A profissional frisa o trabalho que sempre foi prestado pelo HGV. “Acolhemos esses pacientes com um projeto terapêutico, para que possa continuar seguindo no seu município. Não oferecemos apenas serviço médico, temos arteterapia, psicoterapia, não somos um manicômio, somos um hospital humanizado. E deixar de existir um serviço desse é um absurdo nesse momento”.
A respeito do atendimento aos pacientes do município e estratégias adotadas, a prefeitura de Caratinga ainda não se pronunciou.
FHEMIG
O DIÁRIO solicitou uma nota à Fhemig a respeito deste assunto, que segue na íntegra:
A Fundação Hospitalar do Estado de Minas Gerais (Fhemig), em sintonia com o Comitê Estadual de Enfrentamento ao COVID-19, está planejando a rede de atendimento aos casos suspeitos e confirmados dessa doença. Diante disso, percebe-se a necessidade de expansão de leitos de terapia intensiva e de enfermaria.

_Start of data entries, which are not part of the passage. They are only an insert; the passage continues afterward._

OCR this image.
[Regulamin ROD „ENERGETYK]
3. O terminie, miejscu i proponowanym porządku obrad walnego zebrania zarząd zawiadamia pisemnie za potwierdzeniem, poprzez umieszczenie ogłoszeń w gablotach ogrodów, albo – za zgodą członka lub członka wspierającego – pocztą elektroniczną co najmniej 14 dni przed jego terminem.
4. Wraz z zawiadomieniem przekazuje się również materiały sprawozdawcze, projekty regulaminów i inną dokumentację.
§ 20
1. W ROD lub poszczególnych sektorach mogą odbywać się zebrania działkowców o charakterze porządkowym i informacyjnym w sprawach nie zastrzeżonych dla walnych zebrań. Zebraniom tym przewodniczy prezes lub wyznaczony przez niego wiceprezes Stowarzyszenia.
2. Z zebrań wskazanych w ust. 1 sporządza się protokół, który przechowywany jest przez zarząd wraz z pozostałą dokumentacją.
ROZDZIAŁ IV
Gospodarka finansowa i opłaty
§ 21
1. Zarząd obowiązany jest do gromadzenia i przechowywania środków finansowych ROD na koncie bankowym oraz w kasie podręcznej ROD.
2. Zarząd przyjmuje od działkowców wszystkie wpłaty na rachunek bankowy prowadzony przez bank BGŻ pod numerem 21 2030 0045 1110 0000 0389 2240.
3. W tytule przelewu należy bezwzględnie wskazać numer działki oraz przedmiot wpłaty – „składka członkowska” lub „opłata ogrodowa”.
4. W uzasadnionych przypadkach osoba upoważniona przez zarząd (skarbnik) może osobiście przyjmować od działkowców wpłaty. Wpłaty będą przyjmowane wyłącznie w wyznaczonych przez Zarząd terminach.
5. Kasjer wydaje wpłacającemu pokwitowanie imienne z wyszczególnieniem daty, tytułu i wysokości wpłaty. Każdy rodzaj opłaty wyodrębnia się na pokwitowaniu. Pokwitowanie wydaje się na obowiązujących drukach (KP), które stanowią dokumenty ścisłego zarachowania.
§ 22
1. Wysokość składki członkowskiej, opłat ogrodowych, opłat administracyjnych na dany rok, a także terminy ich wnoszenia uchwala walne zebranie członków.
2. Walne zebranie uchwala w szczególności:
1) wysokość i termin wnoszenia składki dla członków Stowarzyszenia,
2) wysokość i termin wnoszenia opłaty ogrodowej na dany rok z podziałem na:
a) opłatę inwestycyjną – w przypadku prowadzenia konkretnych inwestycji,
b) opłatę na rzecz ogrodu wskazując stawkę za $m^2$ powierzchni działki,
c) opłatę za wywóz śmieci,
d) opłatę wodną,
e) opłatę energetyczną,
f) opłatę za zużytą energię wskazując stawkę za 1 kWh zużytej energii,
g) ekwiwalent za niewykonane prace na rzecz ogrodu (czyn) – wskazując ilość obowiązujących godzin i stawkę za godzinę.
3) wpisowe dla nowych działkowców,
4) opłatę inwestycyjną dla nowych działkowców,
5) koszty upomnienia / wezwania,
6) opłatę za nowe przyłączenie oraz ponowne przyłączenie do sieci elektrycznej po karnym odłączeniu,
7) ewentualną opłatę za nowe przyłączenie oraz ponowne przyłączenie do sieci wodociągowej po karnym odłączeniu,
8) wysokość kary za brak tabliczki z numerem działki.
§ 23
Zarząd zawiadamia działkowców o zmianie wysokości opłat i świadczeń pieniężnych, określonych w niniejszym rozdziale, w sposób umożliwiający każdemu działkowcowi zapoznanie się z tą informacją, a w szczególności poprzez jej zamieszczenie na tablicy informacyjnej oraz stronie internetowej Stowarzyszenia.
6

O Hospital Eduardo de Menezes se transformou em unidade exclusiva para o atendimento ao COVID-19 (desde o dia 24 de março), com retaguarda no Hospital Júlia Kubitschek. Essas ações demandam o dimensionamento dos leitos na Rede Fhemig para atender não somente aos casos de covid-19, mas manter disponíveis aqueles para as demais doenças que continuam afetando a população.
Como existe uma baixa ocupação dos leitos psiquiátricos, foi identificada a possibilidade da transferência dos pacientes do Hospital Galba Velloso para o Instituto Raul Soares, pertencente à mesma rede e que atua na mesma linha de cuidado, ou seja, não haverá ruptura ou qualquer mudança na assistência. Inclusive, os profissionais do Galba Velloso acompanharão seus pacientes para o IRS, garantindo, assim, a manutenção da rotina e do tratamento em andamento de cada paciente.
Alguns pacientes, que têm condições clínicas, terão alta – o que já era previsto nesses casos. O suporte a esses pacientes será por meio da rede de atenção psicossocial em todo o Estado, com o apoio da Diretoria de Saúde Mental da Secretaria de Estado de Saúde e da Coordenação de Saúde Mental da Prefeitura de Belo Horizonte.
Cada caso está sendo avaliado individualmente e discutido com a família e/ou responsáveis. A Diretoria Assistencial da Fhemig está informando aos profissionais das duas unidades – Hospital Galba Velloso e Instituto Raul Soares – todos os procedimentos necessários para manter a qualidade dos atendimentos e a segurança dos pacientes.
Com esses remanejamentos entre as unidades da Rede Fhemig, teremos disponíveis 200 leitos para o atendimento aos casos clínicos que necessitam de internação (o Galba não atenderá casos de covid-19).